PS: What’s with all these Brandeis coeds who make it their ambition to smash the System?
Hmm. That could be. She was *such* a bookworm. You might expect most readers to have an idea of Great Expectations, but how many had read Laure (the masochist-martyr-mystic who was Georges Bataille’s girlfriend and left behind a bunch of fragmentary texts), for example? Anyway, Acker acted as if collaging texts was exactly equivalent to collaging images, which from the point of view of the reader/viewer is not quite the case.
But who are those other Brandeis coeds?
Three of the eight women who’ve ever made it onto the FBI’s Most Wanted list are Brandeis undergrads.

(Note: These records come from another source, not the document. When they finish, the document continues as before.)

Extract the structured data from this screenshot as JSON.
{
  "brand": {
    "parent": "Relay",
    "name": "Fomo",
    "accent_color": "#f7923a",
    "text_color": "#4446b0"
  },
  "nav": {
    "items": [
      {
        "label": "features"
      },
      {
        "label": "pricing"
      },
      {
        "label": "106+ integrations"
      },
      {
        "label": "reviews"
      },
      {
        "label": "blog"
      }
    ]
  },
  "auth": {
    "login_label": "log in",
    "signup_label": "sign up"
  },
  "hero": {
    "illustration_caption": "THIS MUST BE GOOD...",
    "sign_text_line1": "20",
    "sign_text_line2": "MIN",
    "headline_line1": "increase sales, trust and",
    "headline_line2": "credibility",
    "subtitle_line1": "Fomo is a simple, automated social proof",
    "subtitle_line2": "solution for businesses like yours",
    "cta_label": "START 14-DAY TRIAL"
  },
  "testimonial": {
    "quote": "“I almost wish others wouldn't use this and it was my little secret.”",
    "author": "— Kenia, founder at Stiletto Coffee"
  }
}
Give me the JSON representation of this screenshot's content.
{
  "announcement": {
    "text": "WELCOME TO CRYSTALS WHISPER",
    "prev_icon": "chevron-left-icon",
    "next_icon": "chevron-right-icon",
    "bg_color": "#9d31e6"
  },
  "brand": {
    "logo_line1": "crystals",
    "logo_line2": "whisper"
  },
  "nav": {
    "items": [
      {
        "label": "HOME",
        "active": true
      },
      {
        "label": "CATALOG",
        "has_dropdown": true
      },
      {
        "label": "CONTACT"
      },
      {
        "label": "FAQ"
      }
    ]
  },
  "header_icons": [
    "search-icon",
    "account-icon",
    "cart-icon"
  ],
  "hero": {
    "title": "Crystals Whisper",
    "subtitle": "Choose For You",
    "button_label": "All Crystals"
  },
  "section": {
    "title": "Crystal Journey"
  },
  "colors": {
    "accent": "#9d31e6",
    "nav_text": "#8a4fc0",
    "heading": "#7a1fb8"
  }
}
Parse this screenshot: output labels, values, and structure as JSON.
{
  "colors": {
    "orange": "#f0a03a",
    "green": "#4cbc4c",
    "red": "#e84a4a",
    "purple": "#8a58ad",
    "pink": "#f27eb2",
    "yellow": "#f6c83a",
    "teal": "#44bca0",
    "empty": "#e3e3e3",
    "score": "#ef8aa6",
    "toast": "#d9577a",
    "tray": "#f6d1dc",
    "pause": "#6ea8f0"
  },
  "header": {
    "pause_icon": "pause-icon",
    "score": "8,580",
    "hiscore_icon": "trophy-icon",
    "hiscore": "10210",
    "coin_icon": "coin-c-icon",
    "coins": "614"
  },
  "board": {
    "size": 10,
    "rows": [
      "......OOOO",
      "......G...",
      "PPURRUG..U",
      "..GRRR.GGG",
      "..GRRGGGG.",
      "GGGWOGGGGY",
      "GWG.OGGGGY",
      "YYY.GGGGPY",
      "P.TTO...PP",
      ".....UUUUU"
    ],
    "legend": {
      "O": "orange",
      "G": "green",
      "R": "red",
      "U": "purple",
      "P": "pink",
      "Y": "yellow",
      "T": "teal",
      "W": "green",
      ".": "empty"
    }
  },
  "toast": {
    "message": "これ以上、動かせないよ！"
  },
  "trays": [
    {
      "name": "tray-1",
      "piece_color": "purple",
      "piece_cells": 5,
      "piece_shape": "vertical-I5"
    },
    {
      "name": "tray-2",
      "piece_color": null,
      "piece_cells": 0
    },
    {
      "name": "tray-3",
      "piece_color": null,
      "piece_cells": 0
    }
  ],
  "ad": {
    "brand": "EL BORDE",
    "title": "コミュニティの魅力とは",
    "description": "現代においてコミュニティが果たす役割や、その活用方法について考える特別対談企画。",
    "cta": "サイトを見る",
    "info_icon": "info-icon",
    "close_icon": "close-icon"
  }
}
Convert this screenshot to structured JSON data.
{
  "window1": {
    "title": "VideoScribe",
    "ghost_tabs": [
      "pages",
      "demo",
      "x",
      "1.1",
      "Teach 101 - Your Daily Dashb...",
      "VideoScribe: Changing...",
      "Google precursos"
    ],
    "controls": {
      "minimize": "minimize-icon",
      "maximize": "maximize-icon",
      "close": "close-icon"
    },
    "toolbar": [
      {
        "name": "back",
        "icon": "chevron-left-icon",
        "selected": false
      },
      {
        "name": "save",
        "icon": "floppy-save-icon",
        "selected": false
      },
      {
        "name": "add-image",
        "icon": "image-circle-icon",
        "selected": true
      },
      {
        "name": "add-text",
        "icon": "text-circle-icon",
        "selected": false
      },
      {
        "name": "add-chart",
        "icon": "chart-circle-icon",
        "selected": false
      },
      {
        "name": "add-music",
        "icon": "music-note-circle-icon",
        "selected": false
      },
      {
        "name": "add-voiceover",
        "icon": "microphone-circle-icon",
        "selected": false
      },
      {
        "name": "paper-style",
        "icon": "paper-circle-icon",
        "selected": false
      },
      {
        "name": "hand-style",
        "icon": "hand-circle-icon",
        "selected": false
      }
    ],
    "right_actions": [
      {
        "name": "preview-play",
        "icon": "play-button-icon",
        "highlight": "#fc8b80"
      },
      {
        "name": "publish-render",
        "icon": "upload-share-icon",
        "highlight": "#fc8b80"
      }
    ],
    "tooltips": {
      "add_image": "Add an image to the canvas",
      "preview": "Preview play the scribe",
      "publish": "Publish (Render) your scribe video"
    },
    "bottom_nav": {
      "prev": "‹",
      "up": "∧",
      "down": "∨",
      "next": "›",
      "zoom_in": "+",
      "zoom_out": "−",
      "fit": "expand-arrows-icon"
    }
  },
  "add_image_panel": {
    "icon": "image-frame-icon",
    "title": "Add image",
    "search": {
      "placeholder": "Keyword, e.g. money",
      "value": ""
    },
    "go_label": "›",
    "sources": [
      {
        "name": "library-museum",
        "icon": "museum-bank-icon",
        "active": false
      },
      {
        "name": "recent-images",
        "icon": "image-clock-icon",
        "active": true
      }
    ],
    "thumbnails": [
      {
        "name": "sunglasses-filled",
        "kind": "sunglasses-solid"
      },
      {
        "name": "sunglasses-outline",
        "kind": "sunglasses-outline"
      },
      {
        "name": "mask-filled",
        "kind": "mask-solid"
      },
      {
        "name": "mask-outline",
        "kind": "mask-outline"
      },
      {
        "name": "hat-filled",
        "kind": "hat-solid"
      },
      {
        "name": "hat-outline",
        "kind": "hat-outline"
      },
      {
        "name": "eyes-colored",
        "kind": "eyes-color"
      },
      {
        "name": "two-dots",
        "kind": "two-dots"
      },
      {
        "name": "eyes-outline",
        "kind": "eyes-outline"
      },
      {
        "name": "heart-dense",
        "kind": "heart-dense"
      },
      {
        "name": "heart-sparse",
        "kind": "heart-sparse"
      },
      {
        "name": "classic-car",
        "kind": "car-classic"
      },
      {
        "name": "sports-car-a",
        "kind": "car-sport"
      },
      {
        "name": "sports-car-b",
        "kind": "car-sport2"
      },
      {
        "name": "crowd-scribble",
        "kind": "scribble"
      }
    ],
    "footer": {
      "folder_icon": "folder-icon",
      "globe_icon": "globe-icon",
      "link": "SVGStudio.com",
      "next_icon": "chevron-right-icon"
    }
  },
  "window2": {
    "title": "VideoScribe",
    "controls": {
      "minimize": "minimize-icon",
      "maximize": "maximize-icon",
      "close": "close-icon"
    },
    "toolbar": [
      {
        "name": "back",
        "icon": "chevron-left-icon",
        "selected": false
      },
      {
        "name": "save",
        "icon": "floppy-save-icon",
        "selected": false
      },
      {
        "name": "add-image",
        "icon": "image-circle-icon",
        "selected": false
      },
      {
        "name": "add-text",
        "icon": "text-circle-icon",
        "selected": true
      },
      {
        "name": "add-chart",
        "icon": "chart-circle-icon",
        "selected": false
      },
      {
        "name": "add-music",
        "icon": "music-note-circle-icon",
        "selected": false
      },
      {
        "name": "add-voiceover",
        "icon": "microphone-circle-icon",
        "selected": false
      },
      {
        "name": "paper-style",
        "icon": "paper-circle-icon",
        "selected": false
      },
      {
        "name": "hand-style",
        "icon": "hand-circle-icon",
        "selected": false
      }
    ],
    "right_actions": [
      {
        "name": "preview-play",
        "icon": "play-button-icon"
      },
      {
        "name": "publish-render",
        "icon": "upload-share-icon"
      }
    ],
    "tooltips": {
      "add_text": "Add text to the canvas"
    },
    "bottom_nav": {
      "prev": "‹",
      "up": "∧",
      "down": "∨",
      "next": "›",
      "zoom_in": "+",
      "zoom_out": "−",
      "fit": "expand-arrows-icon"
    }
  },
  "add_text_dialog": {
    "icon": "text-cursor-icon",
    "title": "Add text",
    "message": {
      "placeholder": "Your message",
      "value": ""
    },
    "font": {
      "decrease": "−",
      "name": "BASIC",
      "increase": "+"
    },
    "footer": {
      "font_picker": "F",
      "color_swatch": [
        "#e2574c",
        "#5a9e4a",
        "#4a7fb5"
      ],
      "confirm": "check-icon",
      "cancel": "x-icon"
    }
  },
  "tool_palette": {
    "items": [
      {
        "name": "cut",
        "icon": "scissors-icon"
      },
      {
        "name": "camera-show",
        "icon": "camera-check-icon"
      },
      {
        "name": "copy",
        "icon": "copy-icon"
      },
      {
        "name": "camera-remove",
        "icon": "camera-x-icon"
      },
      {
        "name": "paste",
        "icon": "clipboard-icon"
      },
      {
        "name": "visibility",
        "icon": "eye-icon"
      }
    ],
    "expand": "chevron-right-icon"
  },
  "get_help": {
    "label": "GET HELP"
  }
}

Angela Davis (’65): Police claimed that a shotgun used during a lethal 1970 attempt, on the part of the Black Panthers, to free “Soledad Brother” George Jackson during a court appearance in Marin County, Calif., was registered to Davis. At Brandeis, she majored in French.
Susan Edith Saxe and Brandeis roommate Katherine Ann Power: In 1970 they assisted fellow antiwar radicals rob a National Guard Armory in Newburyport and a branch of the State Street Bank & Trust Company on Western Avenue in Allston. During the getaway, an accomplice of theirs shot and killed a Boston police officer.